132 Survival Of The Fittest
Das Zerreißen des schlecht
perforierten Papiers hat einen kurzen Stich in Kopf ausgelöst. Ich
höre ein Tageskind weinen. Eher vor Zorn als vor Schmerz. Wenn ich
es richtig deute. Die Katze tretelt auf meiner Decke und hält
Abstand dabei. Loslassen. Es geht immer ums Loslassen. Ich lasse das
Schreiben jetzt los und beginne zu lesen. Und dann beginne ich
einzuschlafen.
Komuskra Dengli schläft gerade ein. Da
reißt ihn ein Gedanke hoch: „Diese beschissene Kriegsgeneration!

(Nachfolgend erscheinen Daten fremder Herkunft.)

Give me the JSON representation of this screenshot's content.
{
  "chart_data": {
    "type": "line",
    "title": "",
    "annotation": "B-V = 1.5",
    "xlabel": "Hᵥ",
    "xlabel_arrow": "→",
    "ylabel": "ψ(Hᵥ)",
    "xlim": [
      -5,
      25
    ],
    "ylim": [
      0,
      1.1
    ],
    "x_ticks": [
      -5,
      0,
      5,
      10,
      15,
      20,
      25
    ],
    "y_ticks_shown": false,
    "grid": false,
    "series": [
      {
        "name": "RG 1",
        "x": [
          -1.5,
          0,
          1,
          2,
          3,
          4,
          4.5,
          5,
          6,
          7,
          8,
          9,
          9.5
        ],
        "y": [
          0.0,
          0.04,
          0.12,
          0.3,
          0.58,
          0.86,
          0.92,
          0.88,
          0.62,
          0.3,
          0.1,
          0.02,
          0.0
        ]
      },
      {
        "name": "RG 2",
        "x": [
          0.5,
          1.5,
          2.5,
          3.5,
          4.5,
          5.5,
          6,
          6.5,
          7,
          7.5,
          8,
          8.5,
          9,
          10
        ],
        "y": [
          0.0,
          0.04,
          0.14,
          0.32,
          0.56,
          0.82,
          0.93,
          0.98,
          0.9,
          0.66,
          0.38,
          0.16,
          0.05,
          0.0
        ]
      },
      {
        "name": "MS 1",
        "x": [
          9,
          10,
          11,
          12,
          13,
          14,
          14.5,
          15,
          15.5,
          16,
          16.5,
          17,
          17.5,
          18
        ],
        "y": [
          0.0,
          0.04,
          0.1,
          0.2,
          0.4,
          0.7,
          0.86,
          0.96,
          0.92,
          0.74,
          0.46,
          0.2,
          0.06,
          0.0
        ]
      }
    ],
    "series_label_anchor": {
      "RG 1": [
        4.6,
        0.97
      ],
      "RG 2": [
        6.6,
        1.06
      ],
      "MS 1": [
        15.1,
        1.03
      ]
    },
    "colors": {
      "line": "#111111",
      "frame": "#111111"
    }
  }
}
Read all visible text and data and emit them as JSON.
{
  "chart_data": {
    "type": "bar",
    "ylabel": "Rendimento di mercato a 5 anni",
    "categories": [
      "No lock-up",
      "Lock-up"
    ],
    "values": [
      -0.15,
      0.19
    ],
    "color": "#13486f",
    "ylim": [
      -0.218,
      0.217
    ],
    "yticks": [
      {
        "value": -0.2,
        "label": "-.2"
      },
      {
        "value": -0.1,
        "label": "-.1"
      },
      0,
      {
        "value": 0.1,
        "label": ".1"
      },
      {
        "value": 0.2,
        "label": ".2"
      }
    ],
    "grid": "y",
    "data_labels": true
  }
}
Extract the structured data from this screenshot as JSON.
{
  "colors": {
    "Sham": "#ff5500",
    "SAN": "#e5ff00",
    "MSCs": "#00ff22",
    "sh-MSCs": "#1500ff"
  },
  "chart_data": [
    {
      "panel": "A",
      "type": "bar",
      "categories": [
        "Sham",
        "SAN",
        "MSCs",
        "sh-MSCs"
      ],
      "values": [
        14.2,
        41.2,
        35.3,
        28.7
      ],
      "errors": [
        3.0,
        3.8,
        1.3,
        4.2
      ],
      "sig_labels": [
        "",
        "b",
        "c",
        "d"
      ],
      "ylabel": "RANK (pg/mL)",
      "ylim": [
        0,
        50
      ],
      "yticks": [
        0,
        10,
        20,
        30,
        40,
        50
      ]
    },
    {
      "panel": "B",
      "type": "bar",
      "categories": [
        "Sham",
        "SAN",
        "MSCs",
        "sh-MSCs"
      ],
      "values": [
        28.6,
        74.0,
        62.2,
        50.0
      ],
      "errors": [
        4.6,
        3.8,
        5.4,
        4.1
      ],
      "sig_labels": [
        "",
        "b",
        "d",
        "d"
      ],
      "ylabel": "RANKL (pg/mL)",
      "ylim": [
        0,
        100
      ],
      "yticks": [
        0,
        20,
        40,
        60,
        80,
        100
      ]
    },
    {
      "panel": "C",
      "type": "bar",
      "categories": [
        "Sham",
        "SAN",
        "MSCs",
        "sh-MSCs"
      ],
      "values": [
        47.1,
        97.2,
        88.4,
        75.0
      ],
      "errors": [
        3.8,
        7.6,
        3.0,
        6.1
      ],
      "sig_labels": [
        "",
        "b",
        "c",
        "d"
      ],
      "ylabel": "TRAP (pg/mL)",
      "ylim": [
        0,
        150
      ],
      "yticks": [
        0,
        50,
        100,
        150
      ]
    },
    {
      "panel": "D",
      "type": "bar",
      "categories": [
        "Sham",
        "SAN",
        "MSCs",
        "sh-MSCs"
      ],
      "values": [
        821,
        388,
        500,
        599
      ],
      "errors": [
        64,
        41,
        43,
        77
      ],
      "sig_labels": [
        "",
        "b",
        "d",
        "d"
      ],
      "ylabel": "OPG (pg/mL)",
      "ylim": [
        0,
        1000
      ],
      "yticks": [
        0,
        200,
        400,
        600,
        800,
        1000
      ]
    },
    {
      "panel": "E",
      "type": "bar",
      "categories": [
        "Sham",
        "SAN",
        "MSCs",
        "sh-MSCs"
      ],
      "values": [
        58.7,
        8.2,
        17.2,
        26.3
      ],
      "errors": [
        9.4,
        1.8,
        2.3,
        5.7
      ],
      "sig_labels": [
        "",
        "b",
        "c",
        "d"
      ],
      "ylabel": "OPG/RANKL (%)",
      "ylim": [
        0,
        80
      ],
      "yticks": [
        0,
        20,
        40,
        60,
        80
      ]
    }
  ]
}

Weil sie survivt haben, glaubten sie, sie wären the fittest. Uns
warfen sie vor, daß wir keinen Krieg überlebt haben. Dieses
Selbstmitleid, auch wenn es stumm ist. Wir sollten merken, wie toll
und arm sie sind. Toll waren sie, vom Bösen besessen; und arm auch.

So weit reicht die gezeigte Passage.